Pi Beta Phi rider Caroline Brown took the 2009 women’s Little 500 into her own hands Friday. Brown’s coach Tim Kolar called it “epic,” a “Hall of Fame ride.”

Given that she rode about three-quarters of the race, most Little 500 fans might agree.

Before Brown joined Pi Beta Phi, the team qualified last in a field of 33 that participated in the 2006 race. Now, in her second year riding, Brown is a Little 500 champion.

Brown rode the final 10 laps for her team along with more than 60 others. As the teams began the last curve off the backstretch, with Kappa Delta in the lead, she saw her opportunity to break from the pack.

“At Turn 3, I saw another wheel coming up on my right,” Brown said. “I just kind of knew, ‘It’s now or never. If I don’t go now, I’ll be boxed in.’ So I just went, and it worked out.”

After bearing witness to Brown’s finishes of 11th in Individual Time Trials and second in Miss ’N Out, rookie Pi Beta Phi rider Liz Mackey was not surprised by her performance.

“I kind of expected it out of her,” Mackey said. “I knew how good of a rider she is, and I just knew that she could do it.”

Brown needed to see the race tape for the win to sink in, she said. She said she was shocked.

“I was happy for the team,” she said. “Just looking over and seeing the faces of my teammates ... it was just an amazing feeling.”

Brown rode the majority of Pi Beta Phi’s laps because of how good she felt. In those laps, she showed determination on the track in more ways than one.

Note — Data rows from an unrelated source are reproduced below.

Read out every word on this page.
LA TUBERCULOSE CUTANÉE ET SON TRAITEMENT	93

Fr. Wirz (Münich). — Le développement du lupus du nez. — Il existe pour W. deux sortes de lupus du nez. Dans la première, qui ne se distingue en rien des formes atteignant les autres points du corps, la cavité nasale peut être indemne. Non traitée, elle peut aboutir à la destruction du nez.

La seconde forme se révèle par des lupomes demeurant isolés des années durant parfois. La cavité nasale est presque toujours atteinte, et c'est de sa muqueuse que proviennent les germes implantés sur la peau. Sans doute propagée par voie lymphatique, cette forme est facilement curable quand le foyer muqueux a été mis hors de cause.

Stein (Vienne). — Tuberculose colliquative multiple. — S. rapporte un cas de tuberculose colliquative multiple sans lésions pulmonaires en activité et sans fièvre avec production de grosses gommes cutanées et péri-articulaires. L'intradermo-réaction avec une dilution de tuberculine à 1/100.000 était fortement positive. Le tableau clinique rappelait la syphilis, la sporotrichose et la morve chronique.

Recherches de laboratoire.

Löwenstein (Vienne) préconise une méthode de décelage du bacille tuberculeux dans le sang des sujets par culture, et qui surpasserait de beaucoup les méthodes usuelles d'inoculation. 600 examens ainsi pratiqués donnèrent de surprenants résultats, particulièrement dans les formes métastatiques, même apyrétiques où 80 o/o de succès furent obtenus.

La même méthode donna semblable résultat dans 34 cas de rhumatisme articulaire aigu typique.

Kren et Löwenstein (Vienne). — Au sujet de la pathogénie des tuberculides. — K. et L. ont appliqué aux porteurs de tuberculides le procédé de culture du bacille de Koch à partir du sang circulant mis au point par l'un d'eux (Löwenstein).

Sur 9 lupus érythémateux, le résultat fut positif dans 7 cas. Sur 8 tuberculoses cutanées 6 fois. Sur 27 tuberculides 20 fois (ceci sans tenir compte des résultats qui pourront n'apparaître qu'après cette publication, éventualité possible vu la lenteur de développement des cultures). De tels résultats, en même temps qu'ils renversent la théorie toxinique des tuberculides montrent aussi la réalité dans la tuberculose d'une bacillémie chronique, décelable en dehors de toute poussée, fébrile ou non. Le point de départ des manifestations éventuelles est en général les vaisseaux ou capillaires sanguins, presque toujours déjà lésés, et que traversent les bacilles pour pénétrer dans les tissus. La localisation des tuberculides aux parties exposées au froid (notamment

When her teammates were set for an exchange on the next lap, signaling with a single finger in the air, Brown would wave it off. Several times, she refused to come in for exchanges.

“There were a couple of times in the video where you can see me telling my coach ‘no,’” Brown said.

Kolar, who has coached Pi Beta Phi for nine years, said he was confident Brown could win the race for the team after she went back in on lap 90.

In his time coaching, he said he has never seen a rider like Brown.

“She’s just one of those girls that there’s nothing I could say or do that could make her better,” Kolar said. “She is self-taught and self-motivated. She just has that little extra that separates the good and great riders.”

Although she was on the bike for most of the race, Brown credits her teammates for putting her in a position to win.

“Nobody can ever say they won Little Five on their own,” Brown said. “It’s a team effort. I don’t care what anybody says.”